If it were to happen in the oilsands, he said, toxic materials would likely remain in the water and sediment at the bottom of the river and accumulate up the food chain.
“The big picture on this is that there are really negative impacts to oil and gas development that should be taken into account as we think about future energy development,” Marshall added.
“It does further reinforce the need to transition away from these energy sources that have all kinds of risks, environment and health.”
Regulator says tailings dams are safe
The Alberta Energy Regulator inspects tailings dams annually, and says a breach of any of them would have “extreme consequences.”

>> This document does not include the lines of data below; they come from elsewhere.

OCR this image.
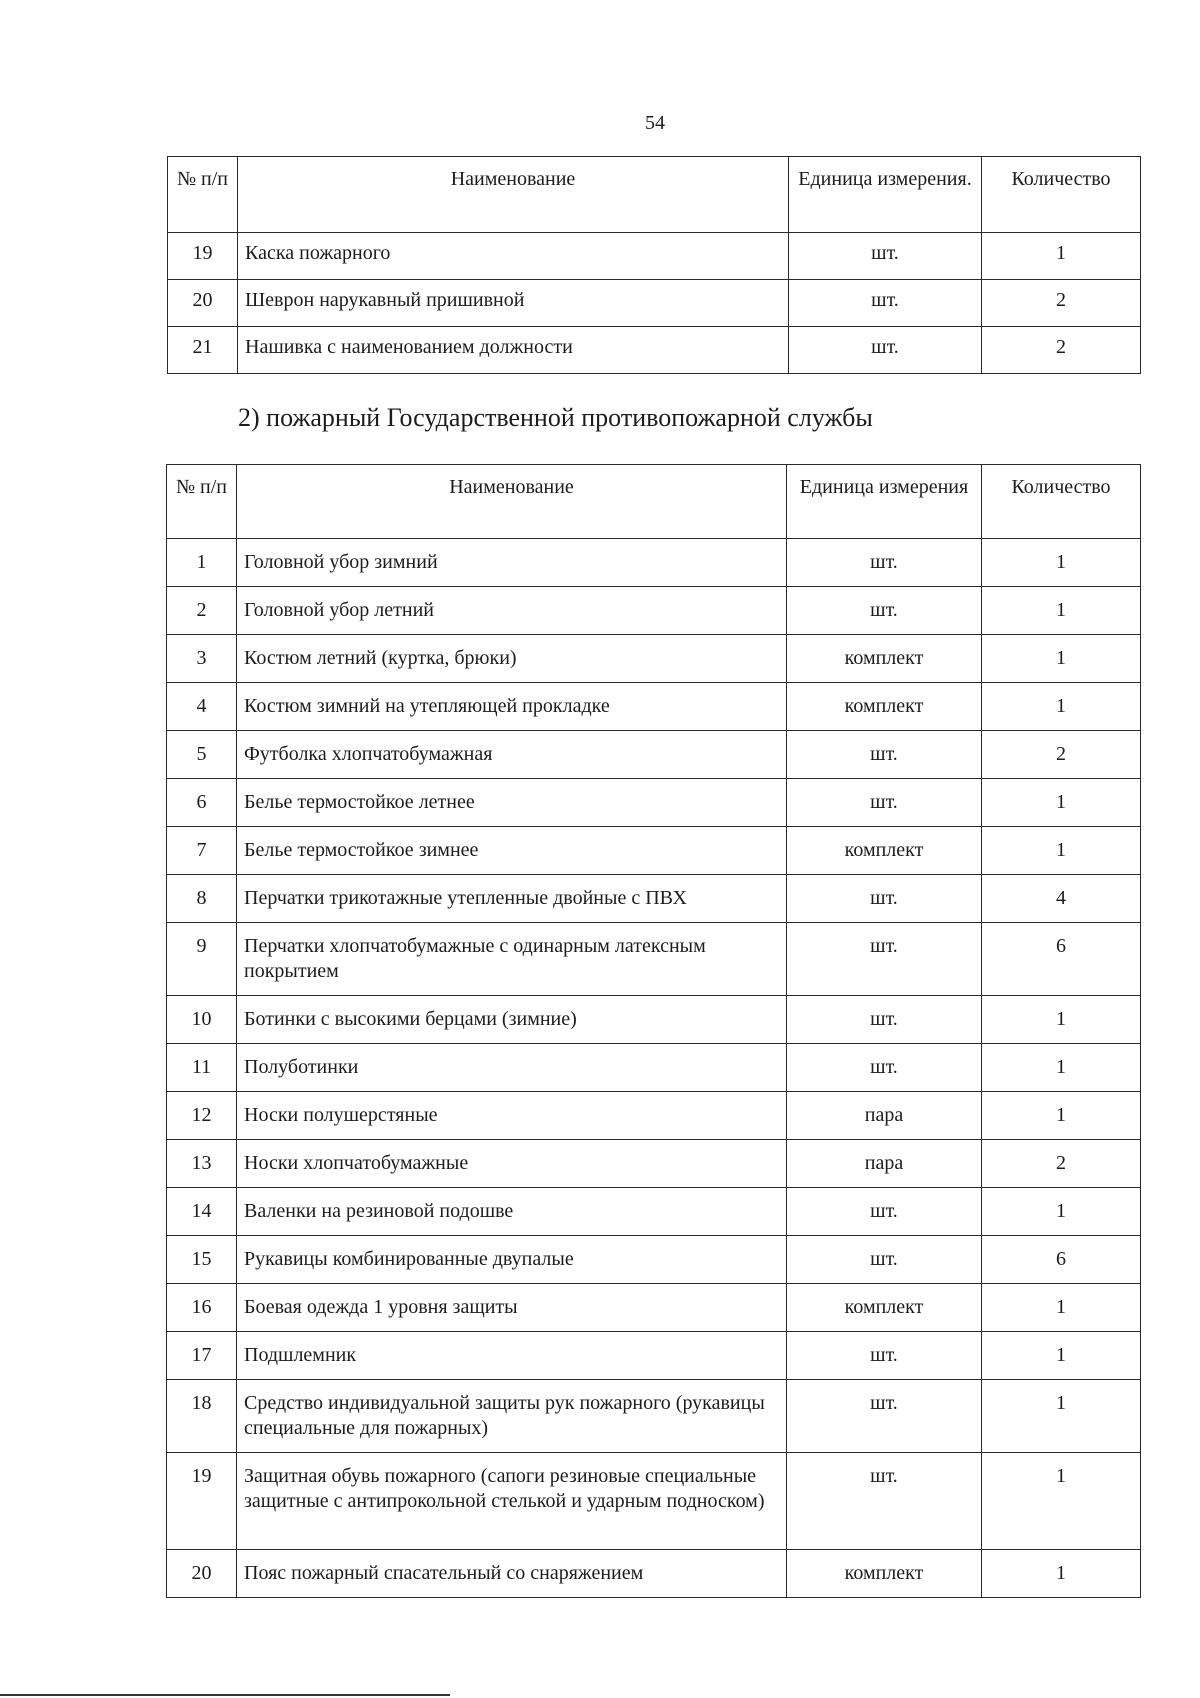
54
№ п/п	Наименование	Единица измерения.	Количество
19	Каска пожарного	шт.	1
20	Шеврон нарукавный пришивной	шт.	2
21	Нашивка с наименованием должности	шт.	2
2) пожарный Государственной противопожарной службы
№ п/п	Наименование	Единица измерения	Количество
1	Головной убор зимний	шт.	1
2	Головной убор летний	шт.	1
3	Костюм летний (куртка, брюки)	комплект	1
4	Костюм зимний на утепляющей прокладке	комплект	1
5	Футболка хлопчатобумажная	шт.	2
6	Белье термостойкое летнее	шт.	1
7	Белье термостойкое зимнее	комплект	1
8	Перчатки трикотажные утепленные двойные с ПВХ	шт.	4
9	Перчатки хлопчатобумажные с одинарным латексным покрытием	шт.	6
10	Ботинки с высокими берцами (зимние)	шт.	1
11	Полуботинки	шт.	1
12	Носки полушерстяные	пара	1
13	Носки хлопчатобумажные	пара	2
14	Валенки на резиновой подошве	шт.	1
15	Рукавицы комбинированные двупалые	шт.	6
16	Боевая одежда 1 уровня защиты	комплект	1
17	Подшлемник	шт.	1
18	Средство индивидуальной защиты рук пожарного (рукавицы специальные для пожарных)	шт.	1
19	Защитная обувь пожарного (сапоги резиновые специальные защитные с антипрокольной стелькой и ударным подноском)	шт.	1
20	Пояс пожарный спасательный со снаряжением	комплект	1
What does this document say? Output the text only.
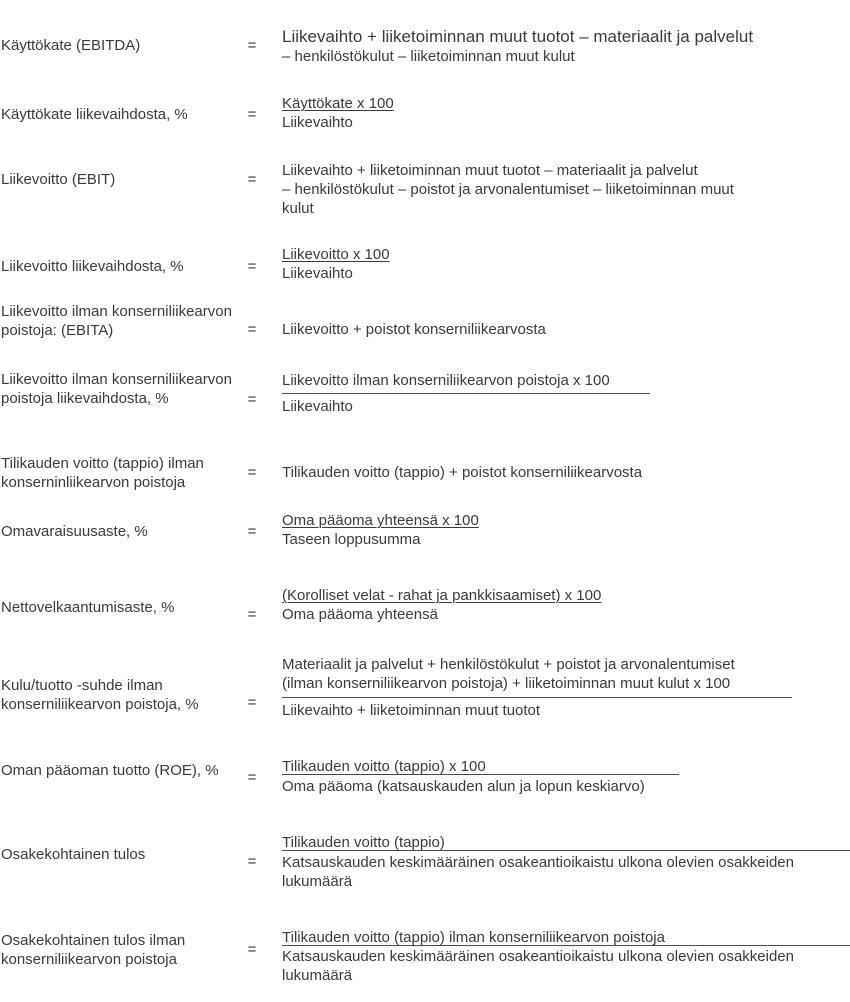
Käyttökate (EBITDA)	= Liikevaihto + liiketoiminnan muut tuotot – materiaalit ja palvelut
– henkilöstökulut – liiketoiminnan muut kulut
Käyttökate liikevaihdosta, %	=
Käyttökate x 100
Liikevaihto
Liikevoitto (EBIT)	=
Liikevaihto + liiketoiminnan muut tuotot – materiaalit ja palvelut
– henkilöstökulut – poistot ja arvonalentumiset – liiketoiminnan muut
kulut
Liikevoitto liikevaihdosta, %	=
Liikevoitto x 100
Liikevaihto
Liikevoitto ilman konserniliikearvon poistoja: (EBITA)	= Liikevoitto + poistot konserniliikearvosta
Liikevoitto ilman konserniliikearvon poistoja liikevaihdosta, %	=
Liikevoitto ilman konserniliikearvon poistoja x 100
Liikevaihto
Tilikauden voitto (tappio) ilman konserninliikearvon poistoja
= Tilikauden voitto (tappio) + poistot konserniliikearvosta
Omavaraisuusaste, %	=
Oma pääoma yhteensä x 100
Taseen loppusumma
Nettovelkaantumisaste, %	=
(Korolliset velat - rahat ja pankkisaamiset) x 100
Oma pääoma yhteensä
Kulu/tuotto -suhde ilman konserniliikearvon poistoja, %	=
Materiaalit ja palvelut + henkilöstökulut + poistot ja arvonalentumiset
(ilman konserniliikearvon poistoja) + liiketoiminnan muut kulut x 100
Liikevaihto + liiketoiminnan muut tuotot
Oman pääoman tuotto (ROE), %	=
Tilikauden voitto (tappio) x 100
Oma pääoma (katsauskauden alun ja lopun keskiarvo)
Osakekohtainen tulos	=
Tilikauden voitto (tappio)
Katsauskauden keskimääräinen osakeantioikaistu ulkona olevien osakkeiden lukumäärä
Osakekohtainen tulos ilman konserniliikearvon poistoja
=
Tilikauden voitto (tappio) ilman konserniliikearvon poistoja
Katsauskauden keskimääräinen osakeantioikaistu ulkona olevien osakkeiden lukumäärä
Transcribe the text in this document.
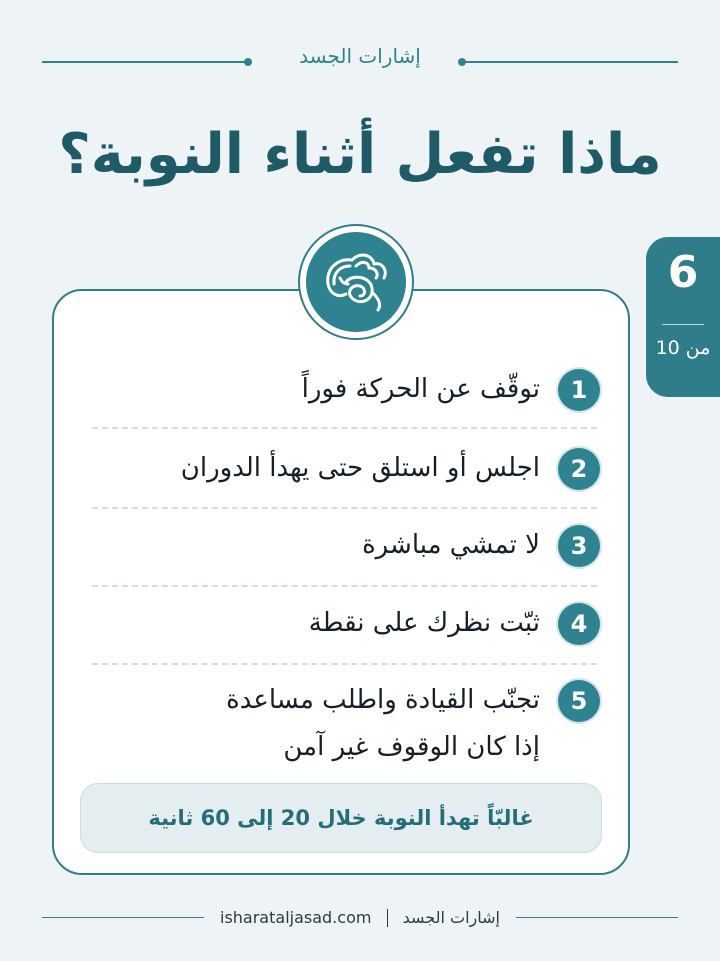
إشارات الجسد
ماذا تفعل أثناء النوبة؟
6
من 10
1
توقّف عن الحركة فوراً
2
اجلس أو استلق حتى يهدأ الدوران
3
لا تمشي مباشرة
4
ثبّت نظرك على نقطة
5
تجنّب القيادة واطلب مساعدة
إذا كان الوقوف غير آمن
غالبّاً تهدأ النوبة خلال 20 إلى 60 ثانية
isharataljasad.com إشارات الجسد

In 2018, the most recent year for which inspection results are available, the regulator said it found one breach of its rules at an oilsands dam, and companies voluntarily disclosed three other issues (it wasn’t clear if the issues were identified on tailings dams or other types of dams in the oilsands). None of the problems posed a significant risk, the regulator said.
The same year, the regulator audited dam safety at five oilsands facilities. All were rated “very good,” the regulator said.
The regulator also requires companies to have emergency response plans ready in case of a breach and says it has crews ready to help if the unimaginable was to happen. Those protocols aren’t posted publicly, however, which Cardinal said adds to the uncertainty.
The Athabasca Chipewyan First Nation — in Fort Chipewyan, about 200 kilometres north of Fort McMurray along the river — has been conducting its own flyovers to ensure the tailings dams haven’t breached, Cardinal said. (A spokesperson for the First Nation said they were busy supporting members affected by the floods and dealing with the COVID-19 pandemic, and weren’t able to respond by publication time.)
Oversight of companies’ management of oilsands tailings have been an issue in Alberta for decades.
Despite years of promises that the ponds would stop growing, they have continued to swell. And successive governments have allowed industry to pursue unproven techniques for dealing with the toxic mess, an indication that officials have no idea how to effectively clean up the waste.
Occasionally, tailings ponds make headlines after flocks of migratory birds die after landing on the toxic lakes, mistaking them for natural bodies of water. They can also emit air pollutants.
In August 2018, the Commission for Environmental Cooperation — a NAFTA organization composed of officials from the U.S., Mexico and Canada — announced it would investigate tailings ponds and the threat they pose to surrounding groundwater and rivers.
The cost to clean up the oilsands mining operations facilities could reach an estimated $130 billion, with tailings ponds making up the largest but unknown amount of the figure, according to internal AER calculations revealed in a joint investigation by the Star, Global News and National Observer. That’s $100 billion more than the province had disclosed publicly.
The AER later apologized, saying the estimate had been an "error in judgment."